Arts & Entertainment: August 16, 2001
“Heavier Than Heaven” by Charles Cross
Reviewed by Mark Lindquist
Special to The Seattle Times
Rock biographies became a publishing phenomenon after “No One Here Gets Out Alive,” the Jim Morrison biography, became a New York Times best seller in 1980.
For those of us who read “No One Here Gets Out Alive” when we were young aspiring writers or musicians, the book served as a guidebook and a reading list — Yes, yes, this is how an artist takes on the world.
Morrison read Nietzsche, Rimbaud, Blake, Huxley, Coleridge, Keroauc, Ginsberg, the beats, the Greeks, and any other writer a young artist should read. Morrison believed as Nietzsche wrote, “Say yes to life,” though he said yes to death at 27 in an accidental drug overdose.
Morrison took drugs to broaden his mind, to expand on life’s possibilities. At least that was the plan.
Kurt Cobain, the frontman for Nirvana — the band that first put Seattle on the rock ‘n’ roll map — was not the book-lover Morrison was. Cobain took drugs to kill the pain, both psychic and physical. He killed himself with a shotgun at 27.
Charles R. Cross, from a technical perspective, is a better journalist than Danny Sugerman or Jerry Hopkins, the authors of Morrison’s biography. Cross is more thorough, more cogent, less blinded by the glare of fame. Cross’ book lacks the vitality of Sugerman and Hopkins’ effort, but this may be in large part due to their respective subjects and the respective audiences.
Cross was editor of The Rocket, a Northwest music magazine, for 14 years. In the 1980s and early 1990s, there were talented and literate people at The Rocket, and its readership extended well beyond the small incestuous Seattle music scene. But by the year 2000, when The Rocket folded, it had become a magazine for people who weren’t readers. “Heavier Than Heaven” has that same problem.
Nirvana fans are a diverse mix, but they overlap more with the fan base of Guns N’ Roses than, say, the lettered folks who love R.E.M. and read book reviews. Cobain was well aware of this. On “In Bloom,” Cobain sang about fans who like his songs and like to sing along but “don’t know what it means.” These fans still bought his records. But they are not going to buy this book, because they don’t buy books.
If, however, you fit into the sub-category of Nirvana fans who do buy books, you should buy this one.
Fifteen other Cobain books are listed on Amazon.com, and I skimmed several, but none matches “Heavier Than Heaven” for research, accuracy and insider scoops. Sections of Cobain’s journals are excerpted, along with unsent letters and descriptions of Cobain’s drawings and other artwork.
Also, it’s worth noting that Cross, with unusual integrity for the field, did not allow the favor of his access to censor his reporting.
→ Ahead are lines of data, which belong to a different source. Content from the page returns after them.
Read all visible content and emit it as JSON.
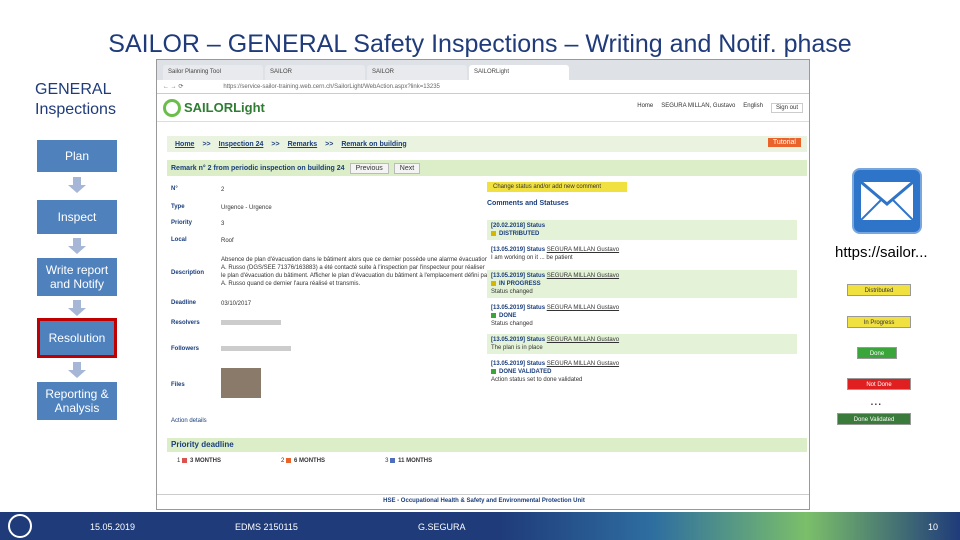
{
  "slide": {
    "title": "SAILOR – GENERAL Safety Inspections – Writing and Notif. phase",
    "section": "GENERAL Inspections"
  },
  "steps": [
    "Plan",
    "Inspect",
    "Write report and Notify",
    "Resolution",
    "Reporting & Analysis"
  ],
  "browser": {
    "tabs": [
      "Sailor Planning Tool",
      "SAILOR",
      "SAILOR",
      "SAILORLight"
    ],
    "url": "https://service-sailor-training.web.cern.ch/SailorLight/WebAction.aspx?link=13235"
  },
  "app": {
    "logo": "SAILORLight",
    "home": "Home",
    "lang": "English",
    "user": "SEGURA MILLAN, Gustavo",
    "signout": "Sign out",
    "tutorial": "Tutorial"
  },
  "breadcrumb": [
    "Home",
    ">>",
    "Inspection 24",
    ">>",
    "Remarks",
    ">>",
    "Remark on building"
  ],
  "remark": {
    "title": "Remark n° 2 from periodic inspection on building 24",
    "prev": "Previous",
    "next": "Next",
    "fields": [
      [
        "N°",
        "2"
      ],
      [
        "Type",
        "Urgence - Urgence"
      ],
      [
        "Priority",
        "3"
      ],
      [
        "Local",
        "Roof"
      ],
      [
        "Description",
        "Absence de plan d'évacuation dans le bâtiment alors que ce dernier possède une alarme évacuation. A. Russo (DGS/SEE 71376/163883) a été contacté suite à l'inspection par l'inspecteur pour réaliser le plan d'évacuation du bâtiment. Afficher le plan d'évacuation du bâtiment à l'emplacement défini par A. Russo quand ce dernier l'aura réalisé et transmis."
      ],
      [
        "Deadline",
        "03/10/2017"
      ],
      [
        "Resolvers",
        ""
      ],
      [
        "Followers",
        ""
      ],
      [
        "Files",
        ""
      ]
    ],
    "action": "Action details"
  },
  "comments": {
    "change": "Change status and/or add new comment",
    "heading": "Comments and Statuses",
    "entries": [
      {
        "date": "[20.02.2018] Status",
        "user": "",
        "status": "DISTRIBUTED",
        "note": "",
        "color": "#d4b800"
      },
      {
        "date": "[13.05.2019] Status",
        "user": "SEGURA MILLAN Gustavo",
        "status": "",
        "note": "I am working on it ... be patient",
        "color": ""
      },
      {
        "date": "[13.05.2019] Status",
        "user": "SEGURA MILLAN Gustavo",
        "status": "IN PROGRESS",
        "note": "Status changed",
        "color": "#d4b800"
      },
      {
        "date": "[13.05.2019] Status",
        "user": "SEGURA MILLAN Gustavo",
        "status": "DONE",
        "note": "Status changed",
        "color": "#3aa53a"
      },
      {
        "date": "[13.05.2019] Status",
        "user": "SEGURA MILLAN Gustavo",
        "status": "",
        "note": "The plan is in place",
        "color": ""
      },
      {
        "date": "[13.05.2019] Status",
        "user": "SEGURA MILLAN Gustavo",
        "status": "DONE VALIDATED",
        "note": "Action status set to done validated",
        "color": "#3aa53a"
      }
    ]
  },
  "priority": {
    "title": "Priority deadline",
    "items": [
      [
        "1",
        "3 MONTHS",
        "#d9534f"
      ],
      [
        "2",
        "6 MONTHS",
        "#e9632a"
      ],
      [
        "3",
        "11 MONTHS",
        "#4f6fbd"
      ]
    ]
  },
  "footer": "HSE - Occupational Health & Safety and Environmental Protection Unit",
  "notif": {
    "url": "https://sailor..."
  },
  "statuses": [
    [
      "Distributed",
      "#f0e040",
      "#333"
    ],
    [
      "In Progress",
      "#f0e040",
      "#333"
    ],
    [
      "Done",
      "#3aa53a",
      "#fff"
    ],
    [
      "Not Done",
      "#e02020",
      "#fff"
    ],
    [
      "Done Validated",
      "#3a7a3a",
      "#fff"
    ]
  ],
  "more": "...",
  "bottom": {
    "date": "15.05.2019",
    "edms": "EDMS 2150115",
    "author": "G.SEGURA",
    "page": "10"
  }
}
The Cobain of “Heavier Than Heaven” is more complicated and infuriating than other portrayals of the Nirvana star.
Even if you kept up with the onslaught of publicity surrounding Cobain and his wife, Courtney Love, of the band Hole, Cross has new stories and details, especially about Cobain’s formative years and his conflicted approach to fame.
In classic Seattle fashion, Cobain thought it was uncool to admit he wanted to be successful. Cross also debunks some myths — Courtney Love did not turn Cobain into a junkie.
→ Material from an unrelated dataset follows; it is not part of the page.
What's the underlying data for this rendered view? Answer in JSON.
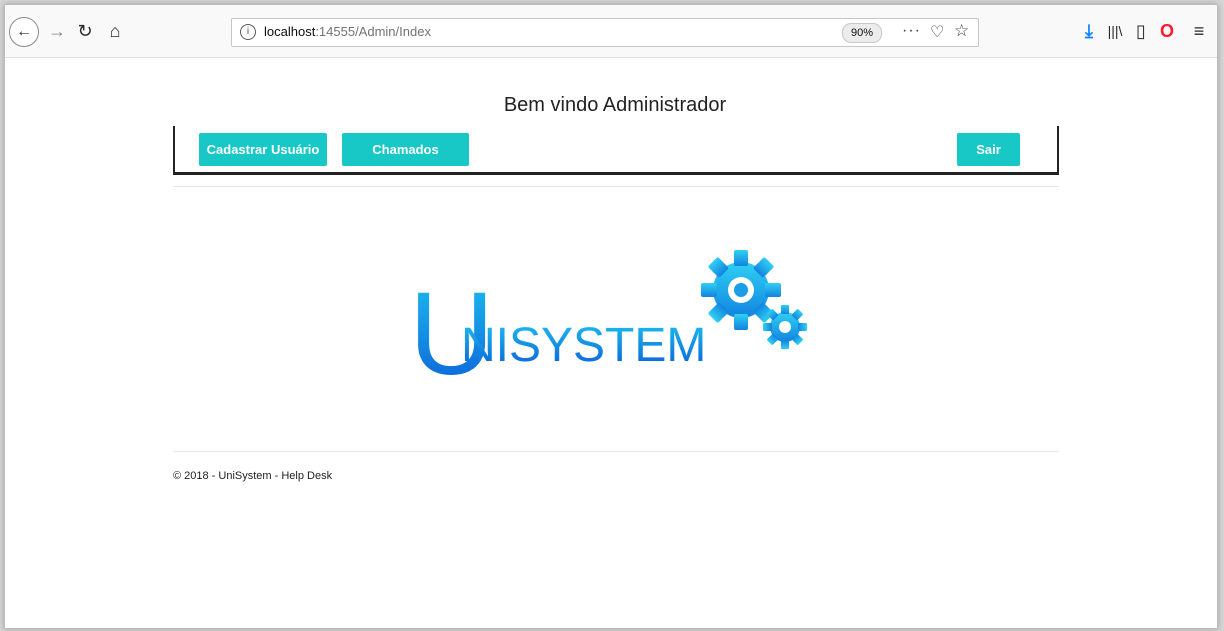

Cobain was a junkie before he was a rock star. He called heroin “heroine” and it was, to borrow Lou Reed’s phrase, his wife and his life. “Heavier Than Heaven” tells us the same thing writers from Jacqueline Susann to Norman Mailer have told us repeatedly: Fame and money and drugs don’t make the pain go away. Art, however, can grow out of the mess.
Cross’ prose style is workmanlike, apparently uninfluenced by the postmodern fiction and journalism so many contemporary nonfiction writers favor, but he gets the job done. Kurt Cobain, for better and worse, is the star of the show, along with his “heroine.” R.I.P.
Mark Lindquist’s third novel, “Never Mind Nirvana,” was released in paperback this summer by Villard Books.